Garden Spells, by Sarah Addison Allen, our current Cook the Books Club selection, is another CTB pick in the tradition of food as magic, such as The Last Chinese Chef and Like Water for Chocolate. I am a sucker for a bit of the miraculous in life, and, this little gem of a novel certainly cast it's spell. I went right out and read every one of her other books, after finishing it. Got to love a book that mixes up a spellbinding plot with romance and good food.
Allen's story line about a magically gifted Southern family was unique enough to hold my interest, and her characters were well conceived, not at all predictable, but flawed, believable yet sympathetic human beings, who struggle with the emotional baggage we all carry, grow and come out changed for the better. Even the apple tree had personality.
There was plenty to inspire our culinary interest as well. My first thought was to do stuffed zucchini flowers, but the snails got all of the starts we put out. I should cook them, the little devils. But her mention of chive blossoms was a revelation. I'd had no idea you could eat the flowers, or that they would be so delicious, carrying a more assertive jolt of the chive flavor. I will never pass up that opportunity again. Mine are garlic chives, sometimes called Chinese chives, and have white flowers, rather than the lavender blooms of standard chives.
I thought how lovely they would look floating on a bowl of chilled beet soup. In the Russian/Estonian/etc. tradition with dill and cucumber, it would be perfect for our summer weather. And, anyone with hurt feelings at dinner might be soothed. Also the dill helps digestion and was thought to ward off any evil eyes lurking about, as per my Rodale's Encyclopedia of Herbs.

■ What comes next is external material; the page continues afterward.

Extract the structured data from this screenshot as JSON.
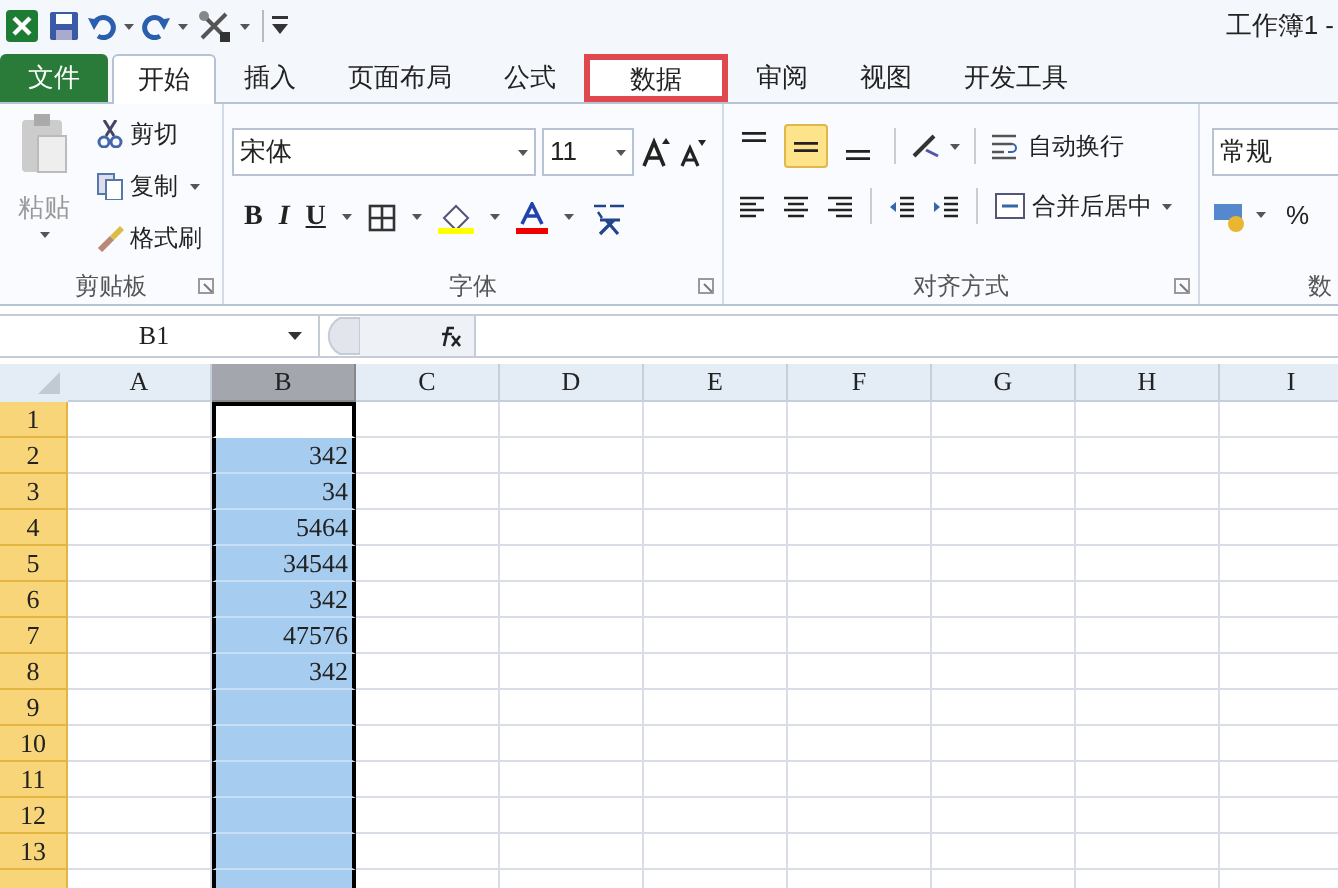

Cold Borscht with Garlic Chive Blossoms and DillInspired by Garden Spells by Sarah Addison Allen
Makes 4 servings
* 2 medium beets
* 2 new potatoes
* juice of 1 lemon
* sour cream, whole milk yogurt, or kefir can be stirred in or served on the side
* 2 teaspoons horseradish (or to taste)
* 1 small cucumber, diced (if the seeds are large, remove them)
* 1/2 bunch scallions, thinly sliced, and or garlic chive blossoms, separated from the cluster
* 2 tablespoons fresh dill, chopped
* slices of hard cooked egg are also traditional
Peel beets and potatoes and place, whole, into a medium saucepan. Fill with water just to cover the veg and bring to a boil. Reduce heat and simmer for about 30 minutes (check beets and potatoes with a fork; you may need to extend the simmering time by a few minutes depending on the size of your veg). Remove the beets and potatoes and let cool for a few minutes, reserving the water.
Once the veggies are cool enough to handle, grate the beets coarsely, either by hand or in a food processor, and dice the potatoes. When the water has cooled to room temperature, put the beets and potatoes back into the broth and refrigerate for a few hours or overnight (the longer the flavors can marry, the better).
When ready to serve, add salt, horseradish and lemon juice to taste, and whatever you want from the garnishes. Sour cream or thick yogurt are good to serve on the side, for everyone to help themselves. This cold Borscht makes a beautiful first course for your summer feast, or a delightful lunch. The flavoring is simple and the soup comes together easily. Just do the vegetable boiling the day before, and you'll be set.